Tuesday, March 4, 2008

Don't Catch Something You Can't Throw Back

So the other day, Avery was jumping on my stomach with her knees. She's not a baby anymore and that particular activity has gone from being cute and endearing to possibly violating the Geneva Convention. Anyway, at some point during the Atomic Knee Smash session, I blurted out, "Crimony Crud!" It's just one of my sayings, some weird little catchphrase I use to be funny or to avoid getting trouble for swearing around the kids. It's right up there with "Freak almighty!"

Anyway, I remembered that "Crimony crud" did not originate with me. It's a phrase from the obscure but much beloved (by some) comic book from the late 80s and early 90s, Ralph Snart.



I was never a Ralph Snart reader in any meaningful way. However, I was (and am) friend to RS fanboy, Brad Barrett, who peppered me with Snartisms such as, "How weak! Wotta woman!" and the aforementioned, "Crimony crud!" Eventually, I picked a little of it up and it entered my regular parlance. So now, here I am, fifteen years later, still using a phrase I picked up from a friend.

I started thinking of the habits, sayings, rituals, likes/dislikes, etc. that I've picked up from friends and family members over the years. Here's an abbreviated list:

Suzanne: the tendency to pronounce the word "yes" as "yees."

Jason (older brother): a deep affection for Van Halen.



Mom: An almost Pavlovian response to rainy days with a desire to make homemade soup, rolls, and chocolate chip cookies.

Dad: The phrases "Jeeze, kid!" and "Ignorant donkey."

Tyler Mitchell (missionary companion): The phrases "who kicked your trike in the ditch?" and "You whine like my mule," and "You're as full of crap as a Christmas goose."

Brad: Saying "Sure, sure," like Paul Newman from The Hudsucker Proxy.



Jeff Day (brother-in-law): Pronouncing the name of the rapper Ja Rule as "Jay Rule."



Suzanne: Wiping off counters constantly.

Norman Rindlisbacher (missionary companion): The phrase "What the H?"

Tony: "Dude." "Bah!"

Jason: Having every piece of dialog from The Breakfast Club burned in my memory for time and, most likely, all eternity.



Arthur Dolsen (Latin professor): Saying "yes, yes, dear child" in a deep, sonorous voice.

Brad: a deep love for the theme song of Shaft.



President Ernest Westover (mission president): The phrase, "That kid doesn't have the sense God gave a newborn calf!"

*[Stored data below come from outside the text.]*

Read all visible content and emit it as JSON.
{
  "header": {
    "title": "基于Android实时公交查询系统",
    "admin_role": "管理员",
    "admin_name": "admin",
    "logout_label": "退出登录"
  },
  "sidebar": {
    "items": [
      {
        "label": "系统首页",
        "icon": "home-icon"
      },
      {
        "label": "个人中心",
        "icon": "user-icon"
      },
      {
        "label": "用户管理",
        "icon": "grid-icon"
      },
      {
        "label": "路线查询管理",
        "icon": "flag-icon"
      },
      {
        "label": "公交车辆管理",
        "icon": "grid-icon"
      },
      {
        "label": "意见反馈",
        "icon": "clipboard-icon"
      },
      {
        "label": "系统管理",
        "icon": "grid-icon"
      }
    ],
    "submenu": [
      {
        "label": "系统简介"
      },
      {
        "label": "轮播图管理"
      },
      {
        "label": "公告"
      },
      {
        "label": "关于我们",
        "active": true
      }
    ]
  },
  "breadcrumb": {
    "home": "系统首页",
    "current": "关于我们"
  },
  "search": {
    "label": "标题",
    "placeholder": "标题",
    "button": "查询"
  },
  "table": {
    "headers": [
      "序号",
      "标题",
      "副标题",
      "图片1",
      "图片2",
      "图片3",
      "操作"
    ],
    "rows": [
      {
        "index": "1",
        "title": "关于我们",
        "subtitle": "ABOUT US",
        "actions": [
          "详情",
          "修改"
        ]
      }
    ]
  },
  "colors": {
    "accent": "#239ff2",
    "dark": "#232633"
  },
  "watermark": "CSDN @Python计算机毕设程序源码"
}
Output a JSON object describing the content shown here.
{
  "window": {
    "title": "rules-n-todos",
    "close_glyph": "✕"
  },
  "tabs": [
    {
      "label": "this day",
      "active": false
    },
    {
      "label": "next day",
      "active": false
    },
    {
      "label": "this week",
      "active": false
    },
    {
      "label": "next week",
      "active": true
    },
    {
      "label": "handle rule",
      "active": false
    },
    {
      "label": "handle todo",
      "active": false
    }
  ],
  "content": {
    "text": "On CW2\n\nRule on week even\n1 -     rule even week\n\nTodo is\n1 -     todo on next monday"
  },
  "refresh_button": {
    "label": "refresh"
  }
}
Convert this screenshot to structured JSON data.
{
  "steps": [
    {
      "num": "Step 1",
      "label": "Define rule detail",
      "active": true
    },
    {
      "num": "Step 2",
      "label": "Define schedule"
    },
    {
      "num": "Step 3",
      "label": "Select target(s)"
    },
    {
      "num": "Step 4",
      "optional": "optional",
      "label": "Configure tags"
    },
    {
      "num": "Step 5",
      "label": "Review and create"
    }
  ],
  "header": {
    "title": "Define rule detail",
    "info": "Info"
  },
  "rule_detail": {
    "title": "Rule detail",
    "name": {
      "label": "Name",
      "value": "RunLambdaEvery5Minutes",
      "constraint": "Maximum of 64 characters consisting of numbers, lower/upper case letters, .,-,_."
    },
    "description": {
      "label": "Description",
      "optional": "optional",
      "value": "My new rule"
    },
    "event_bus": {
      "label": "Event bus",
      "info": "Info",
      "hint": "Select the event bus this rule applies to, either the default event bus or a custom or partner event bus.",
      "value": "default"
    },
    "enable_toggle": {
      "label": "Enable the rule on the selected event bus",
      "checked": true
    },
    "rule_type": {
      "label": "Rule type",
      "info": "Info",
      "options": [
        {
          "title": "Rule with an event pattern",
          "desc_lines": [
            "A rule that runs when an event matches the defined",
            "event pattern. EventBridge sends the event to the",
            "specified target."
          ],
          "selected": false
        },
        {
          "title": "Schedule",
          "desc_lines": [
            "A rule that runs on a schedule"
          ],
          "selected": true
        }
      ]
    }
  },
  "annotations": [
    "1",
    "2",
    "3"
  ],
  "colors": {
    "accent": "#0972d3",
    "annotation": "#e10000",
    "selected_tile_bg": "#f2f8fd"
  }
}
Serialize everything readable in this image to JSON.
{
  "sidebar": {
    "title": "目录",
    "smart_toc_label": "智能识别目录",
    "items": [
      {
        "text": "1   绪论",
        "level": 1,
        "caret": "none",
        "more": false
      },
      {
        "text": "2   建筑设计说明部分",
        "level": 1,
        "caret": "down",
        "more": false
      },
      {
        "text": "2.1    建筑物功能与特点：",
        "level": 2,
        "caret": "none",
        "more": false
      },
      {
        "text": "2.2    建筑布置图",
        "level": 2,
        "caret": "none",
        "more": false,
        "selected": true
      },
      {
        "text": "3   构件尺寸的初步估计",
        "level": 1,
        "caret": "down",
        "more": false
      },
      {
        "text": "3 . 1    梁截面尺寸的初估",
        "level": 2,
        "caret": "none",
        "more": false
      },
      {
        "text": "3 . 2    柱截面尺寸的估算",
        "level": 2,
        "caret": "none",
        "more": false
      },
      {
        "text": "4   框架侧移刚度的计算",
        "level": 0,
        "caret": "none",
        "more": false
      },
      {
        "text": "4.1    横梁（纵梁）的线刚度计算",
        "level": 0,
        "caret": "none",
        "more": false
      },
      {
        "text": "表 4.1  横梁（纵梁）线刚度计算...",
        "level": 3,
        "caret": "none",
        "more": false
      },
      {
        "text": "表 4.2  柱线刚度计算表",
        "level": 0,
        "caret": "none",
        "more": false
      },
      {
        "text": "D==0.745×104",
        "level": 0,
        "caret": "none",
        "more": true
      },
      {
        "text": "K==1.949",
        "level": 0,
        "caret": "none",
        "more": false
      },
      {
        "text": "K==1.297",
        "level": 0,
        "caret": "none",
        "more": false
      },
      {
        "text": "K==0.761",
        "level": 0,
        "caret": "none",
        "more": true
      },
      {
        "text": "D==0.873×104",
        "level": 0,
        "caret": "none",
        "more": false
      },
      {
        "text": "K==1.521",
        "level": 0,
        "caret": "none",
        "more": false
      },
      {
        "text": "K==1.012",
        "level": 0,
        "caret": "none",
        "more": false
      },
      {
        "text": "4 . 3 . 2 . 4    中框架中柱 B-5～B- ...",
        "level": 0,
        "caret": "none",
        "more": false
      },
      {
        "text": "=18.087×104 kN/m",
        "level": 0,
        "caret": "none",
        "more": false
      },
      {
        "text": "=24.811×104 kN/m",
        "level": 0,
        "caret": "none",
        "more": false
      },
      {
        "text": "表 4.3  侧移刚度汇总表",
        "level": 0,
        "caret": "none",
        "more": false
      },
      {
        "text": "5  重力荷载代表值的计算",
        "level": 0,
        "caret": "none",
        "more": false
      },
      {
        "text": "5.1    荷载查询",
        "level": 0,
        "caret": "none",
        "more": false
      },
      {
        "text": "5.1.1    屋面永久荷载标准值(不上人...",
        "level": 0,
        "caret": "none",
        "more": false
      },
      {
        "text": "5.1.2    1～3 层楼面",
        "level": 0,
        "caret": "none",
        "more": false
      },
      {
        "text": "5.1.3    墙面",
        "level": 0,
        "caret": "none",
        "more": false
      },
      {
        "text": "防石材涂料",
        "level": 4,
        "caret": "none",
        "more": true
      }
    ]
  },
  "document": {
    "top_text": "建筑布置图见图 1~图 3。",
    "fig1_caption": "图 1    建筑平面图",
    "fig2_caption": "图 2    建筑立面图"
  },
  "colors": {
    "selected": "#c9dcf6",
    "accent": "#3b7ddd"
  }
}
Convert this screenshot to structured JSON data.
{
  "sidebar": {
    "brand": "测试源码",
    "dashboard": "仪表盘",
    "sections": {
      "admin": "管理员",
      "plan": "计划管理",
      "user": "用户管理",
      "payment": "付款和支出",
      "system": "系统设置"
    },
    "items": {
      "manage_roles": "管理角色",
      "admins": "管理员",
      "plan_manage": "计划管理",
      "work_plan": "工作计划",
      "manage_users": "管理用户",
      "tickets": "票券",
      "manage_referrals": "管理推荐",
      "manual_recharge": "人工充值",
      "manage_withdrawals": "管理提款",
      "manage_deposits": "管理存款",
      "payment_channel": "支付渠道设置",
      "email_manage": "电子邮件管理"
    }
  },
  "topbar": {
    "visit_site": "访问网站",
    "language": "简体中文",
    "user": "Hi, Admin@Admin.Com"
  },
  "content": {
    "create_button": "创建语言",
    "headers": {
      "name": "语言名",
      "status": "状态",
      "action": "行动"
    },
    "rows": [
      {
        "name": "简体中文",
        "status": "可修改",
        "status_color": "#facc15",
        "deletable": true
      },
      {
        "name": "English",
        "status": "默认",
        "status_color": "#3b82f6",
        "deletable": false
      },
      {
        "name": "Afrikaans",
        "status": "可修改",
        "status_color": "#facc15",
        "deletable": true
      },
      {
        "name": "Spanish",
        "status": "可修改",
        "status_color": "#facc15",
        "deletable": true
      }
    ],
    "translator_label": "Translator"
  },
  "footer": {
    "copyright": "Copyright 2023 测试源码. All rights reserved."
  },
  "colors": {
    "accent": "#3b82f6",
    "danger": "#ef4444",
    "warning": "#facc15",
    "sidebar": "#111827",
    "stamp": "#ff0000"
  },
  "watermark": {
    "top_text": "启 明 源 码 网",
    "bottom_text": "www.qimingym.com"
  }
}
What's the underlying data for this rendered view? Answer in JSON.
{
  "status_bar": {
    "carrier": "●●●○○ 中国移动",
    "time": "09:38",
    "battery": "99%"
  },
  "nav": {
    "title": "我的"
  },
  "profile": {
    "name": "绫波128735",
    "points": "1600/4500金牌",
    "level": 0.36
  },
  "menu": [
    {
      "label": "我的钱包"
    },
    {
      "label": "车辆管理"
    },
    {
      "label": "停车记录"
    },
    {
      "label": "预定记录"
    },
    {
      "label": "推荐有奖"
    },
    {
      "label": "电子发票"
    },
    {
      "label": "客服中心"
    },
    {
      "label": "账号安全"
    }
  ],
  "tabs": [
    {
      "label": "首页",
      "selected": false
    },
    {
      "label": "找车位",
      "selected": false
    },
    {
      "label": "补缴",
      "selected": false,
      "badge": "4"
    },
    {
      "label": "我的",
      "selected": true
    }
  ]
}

There are undoubtedly more things that I've "caught" from people that I haven't thrown back. As they come to me, I will update the list.

4 comments:

Captain Admiral said...

For a second there, I thought myself cool that you (an educated and erudite man) gleaned these things from me. Then I realized that all of the things you got from me, I got from somewhere else. Right now I feel like a trained monkey. Is it bad that my life is built only on pop culture references?

...

Nope. That's who I am and that's what I got (if I may butcher some grammar.)
To quote Terrell Owens, Dallas Cowboys wide receiver and all around philosphiser, "I loves me some me."
See what I did there? Another reference! Yea!

brownbunchmama said...

Love the new Sunday suit!

Paul and Linda said...

Always, when driving into our own driveway from having been anywhere : "Home again, Home again, Jiggety Jog" from the old nursery rhyme knee bouncer.

Suzy said...

I even say that now to my kids because my Mom said it every time...seriously.